Bazı siyasi yorumcular, AK Parti’nin ve Cumhurbaşkanı Erdoğan’ın da düzenli kamuoyu araştırması yaptırdığını, ancak şu ana kadar % 50+1 oyu göremediğini iddia ediyor. “Eğer bu oy oranı tespit edilirse erken seçim yolu da açılır” değerlendirmesini yapıyor.
İYİ Parti Genel Başkanı Akşener ile Saadet Partisi Genel Başkanı daha önce bir araya gelmiş ve önemli bir görüşme yapmışlardı. İki partinin kurmaylarının son günlerde ittifak konusunda görüşmelere hız verdiği haberleri de geliyor.
İYİ Parti cephesine baktığımızda bir baraj sorunu görünmüyor.
Saadet Partisi’nin baraj sorunun var olduğu söyleniyor.
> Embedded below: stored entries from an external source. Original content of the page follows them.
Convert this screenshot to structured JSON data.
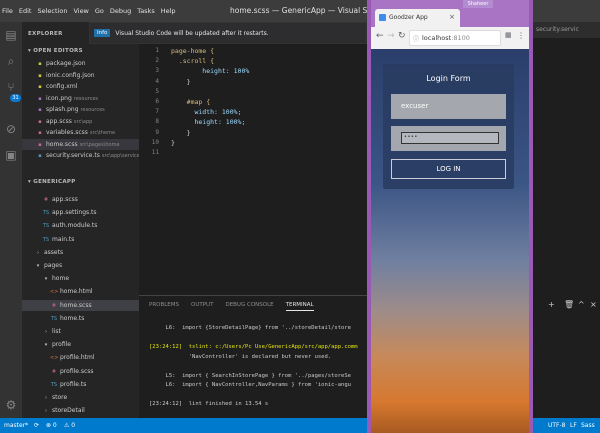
{
  "menu": [
    "File",
    "Edit",
    "Selection",
    "View",
    "Go",
    "Debug",
    "Tasks",
    "Help"
  ],
  "window_title": "home.scss — GenericApp — Visual Studio Code",
  "notification": {
    "badge": "Info",
    "text": "Visual Studio Code will be updated after it restarts."
  },
  "activity_badge": "31",
  "sidebar": {
    "explorer_label": "EXPLORER",
    "open_editors_label": "OPEN EDITORS",
    "open_editors": [
      {
        "name": "package.json",
        "desc": ""
      },
      {
        "name": "ionic.config.json",
        "desc": ""
      },
      {
        "name": "config.xml",
        "desc": ""
      },
      {
        "name": "icon.png",
        "desc": "resources"
      },
      {
        "name": "splash.png",
        "desc": "resources"
      },
      {
        "name": "app.scss",
        "desc": "src\\app"
      },
      {
        "name": "variables.scss",
        "desc": "src\\theme"
      },
      {
        "name": "home.scss",
        "desc": "src\\pages\\home"
      },
      {
        "name": "security.service.ts",
        "desc": "src\\app\\services"
      }
    ],
    "project_label": "GENERICAPP",
    "project_items": [
      {
        "name": "app.scss",
        "indent": 1,
        "icon": "css"
      },
      {
        "name": "app.settings.ts",
        "indent": 1,
        "icon": "ts"
      },
      {
        "name": "auth.module.ts",
        "indent": 1,
        "icon": "ts"
      },
      {
        "name": "main.ts",
        "indent": 1,
        "icon": "ts"
      },
      {
        "name": "assets",
        "indent": 0,
        "icon": "folder-closed"
      },
      {
        "name": "pages",
        "indent": 0,
        "icon": "folder-open"
      },
      {
        "name": "home",
        "indent": 1,
        "icon": "folder-open"
      },
      {
        "name": "home.html",
        "indent": 2,
        "icon": "html"
      },
      {
        "name": "home.scss",
        "indent": 2,
        "icon": "css"
      },
      {
        "name": "home.ts",
        "indent": 2,
        "icon": "ts"
      },
      {
        "name": "list",
        "indent": 1,
        "icon": "folder-closed"
      },
      {
        "name": "profile",
        "indent": 1,
        "icon": "folder-open"
      },
      {
        "name": "profile.html",
        "indent": 2,
        "icon": "html"
      },
      {
        "name": "profile.scss",
        "indent": 2,
        "icon": "css"
      },
      {
        "name": "profile.ts",
        "indent": 2,
        "icon": "ts"
      },
      {
        "name": "store",
        "indent": 1,
        "icon": "folder-closed"
      },
      {
        "name": "storeDetail",
        "indent": 1,
        "icon": "folder-closed"
      }
    ]
  },
  "editor": {
    "lines": [
      {
        "n": "1",
        "text": "page-home {"
      },
      {
        "n": "2",
        "text": "  .scroll {"
      },
      {
        "n": "3",
        "text": "        height: 100%"
      },
      {
        "n": "4",
        "text": "    }"
      },
      {
        "n": "5",
        "text": ""
      },
      {
        "n": "6",
        "text": "    #map {"
      },
      {
        "n": "7",
        "text": "      width: 100%;"
      },
      {
        "n": "8",
        "text": "      height: 100%;"
      },
      {
        "n": "9",
        "text": "    }"
      },
      {
        "n": "10",
        "text": "}"
      },
      {
        "n": "11",
        "text": ""
      }
    ]
  },
  "panel": {
    "tabs": [
      "PROBLEMS",
      "OUTPUT",
      "DEBUG CONSOLE",
      "TERMINAL"
    ],
    "terminal": [
      "     L6:  import {StoreDetailPage} from '../storeDetail/store",
      "",
      "[23:24:12]  tslint: c:/Users/Pc Use/GenericApp/src/app/app.comm",
      "            'NavController' is declared but never used.",
      "",
      "     L5:  import { SearchInStorePage } from '../pages/storeSe",
      "     L6:  import { NavController,NavParams } from 'ionic-angu",
      "",
      "[23:24:12]  lint finished in 13.54 s"
    ]
  },
  "statusbar": {
    "branch": "master*",
    "sync": "⟳",
    "errors": "⊗ 0",
    "warnings": "⚠ 0",
    "position": "Ln 3, Col 21",
    "spaces": "Spaces: 4",
    "encoding": "UTF-8",
    "eol": "LF",
    "language": "Sass"
  },
  "right_tab": "security.servic",
  "browser": {
    "tab_title": "Goodzer App",
    "profile": "Shaheer",
    "url_host": "localhost",
    "url_port": ":8100",
    "login": {
      "title": "Login Form",
      "username": "excuser",
      "password": "••••",
      "button": "LOG IN"
    }
  }
}
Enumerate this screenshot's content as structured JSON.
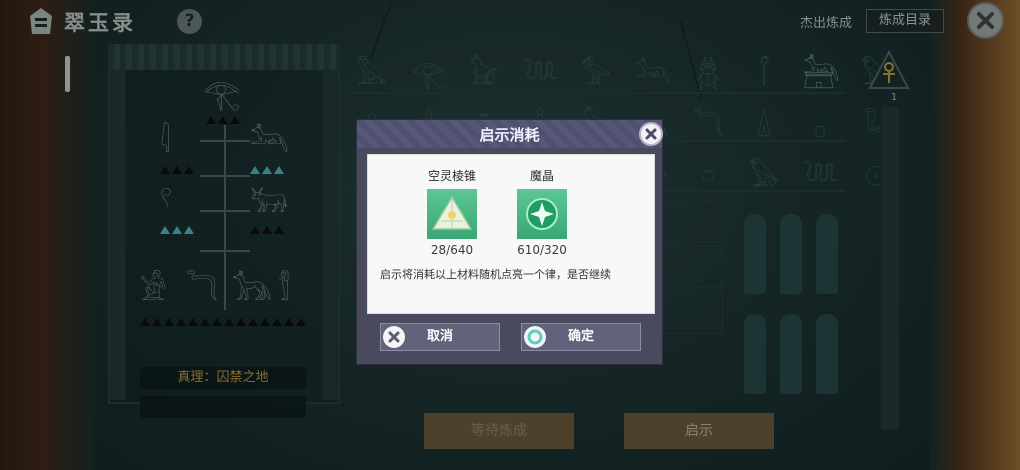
{
  "app": {
    "title": "翠玉录",
    "help_label": "?",
    "logo_icon": "pharaoh-head-icon"
  },
  "topbar": {
    "elite_label": "杰出炼成",
    "catalog_label": "炼成目录",
    "close_icon": "close-icon"
  },
  "left_panel": {
    "truth_label": "真理：囚禁之地"
  },
  "ankh": {
    "level": "1"
  },
  "bottom_buttons": {
    "wait_label": "等待炼成",
    "reveal_label": "启示"
  },
  "dialog": {
    "title": "启示消耗",
    "items": [
      {
        "name": "空灵棱锥",
        "count": "28/640",
        "icon": "pyramid-icon"
      },
      {
        "name": "魔晶",
        "count": "610/320",
        "icon": "magic-crystal-icon"
      }
    ],
    "description": "启示将消耗以上材料随机点亮一个律，是否继续",
    "cancel_label": "取消",
    "confirm_label": "确定"
  },
  "colors": {
    "wall": "#223b3b",
    "dialog_header": "#57577a",
    "dialog_button": "#62627a",
    "item_green": "#4fbf8a",
    "truth_gold": "#d8b25a",
    "bottom_button": "#7e6a47"
  }
}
Son anketler SP’nin oy oranını % 3.5 olarak gösteriyor.
Buradaki ince nokta şudur:
Eğer İYİ Parti SP ile ittifak yaparsa bu AK Parti’nin oy kaybetmesi anlamına gelir. İktidar partisinin yara alması bekleniyorsa siyasi taktik nedeni ile böyle bir ittifakın doğabileceğini söyleyebiliriz.
Hiç kuşkusuz bu konuda kararı iki partinin kurmayları vereceklerdir.
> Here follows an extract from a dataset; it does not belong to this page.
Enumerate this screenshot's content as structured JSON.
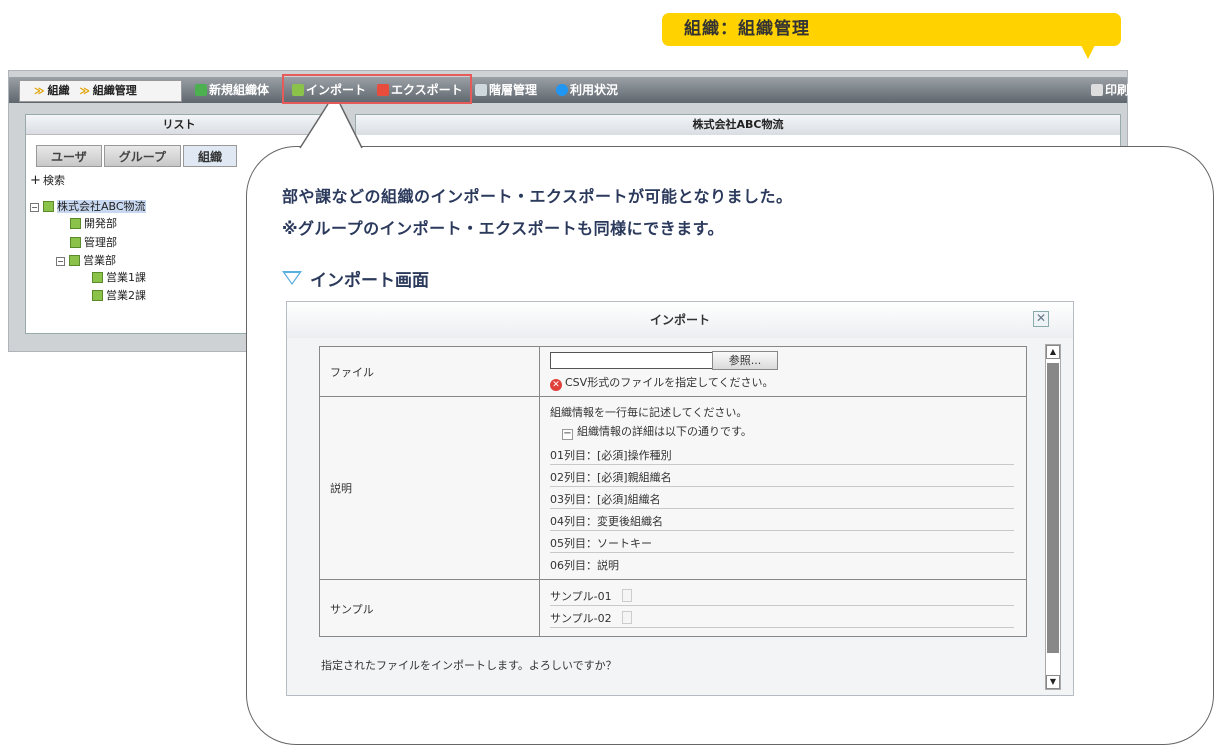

İYİ Parti Genel Başkanı Meral Akşener, daha önce yaptığı açıklamalarda partisinin oy oranının seçimlere kadar % 30’lara çıkabileceğini vurgulamıştı. Akşener, son açıklamasında şunları söylüyor:
“Düzenli olarak anket yaptırıyoruz. Abonesi olduğumuz araştırma şirketleri var. Anketler yol gösteriyor. Son yapılan çalışmaya göre sabit seçmenimiz yüzde 16 olmuş durumda. Yüzde 16'lık bir seçmen kitlesi bizler için, kesinlikle oy vereceğini belirtiyor. Bunun yanı sıra ‘oy verebilirim ve kararsızım' diyenler var. Kararsızların da dağıtılması ile birlikte bu rakam % 22'yi buluyor. Fakat son dönemde anketlerde çok ilginç bir durum yaşanıyor. Türkiye genelinde çok yüksek bir oranda seçmen kitlesi ‘hangi partiye oy vereceksiniz?' sorusuna ‘cevap vermiyorum' diyor.”
Şimdi gelelim Cumhurbaşkanlığı seçimine.
Görebildiğimiz kadarı ile CHP, İYİ Parti ve SP kendi adaylarını çıkaracaklar.
Seçim ikinci tura kalırsa, muhalefet cephesinden en fazla oy alan aday Erdoğan ile yarışacak.
Bu durum karşısında muhalefetin, en fazla oy alan adayı desteklemesi için çalışmalar yapılıyor.
Hemen vurgulayalım:
Akşener şu anda Erdoğan karşısında en güçlü Cumhurbaşkanı adayı olarak görülüyor. Özellikle de kadın ve genç seçmenin tercihinin Akşener’den yana olabileceğine dikkat çekiliyor.
CHP’nin Cumhurbaşkanı adayını kendi içinden mi, yoksa dışarıdan bir isim üzerinde anlaşarak çıkaracağı mı henüz belli olmadı.
Bu arada Saadet Partisi’nin çıkaracağı adayın da sürpriz bir isim olabileceği söyleniyor.
Önümüzdeki seçimlerin oldukça renkli ve çekişmeli geçebileceğini şimdiden görebilmekteyiz.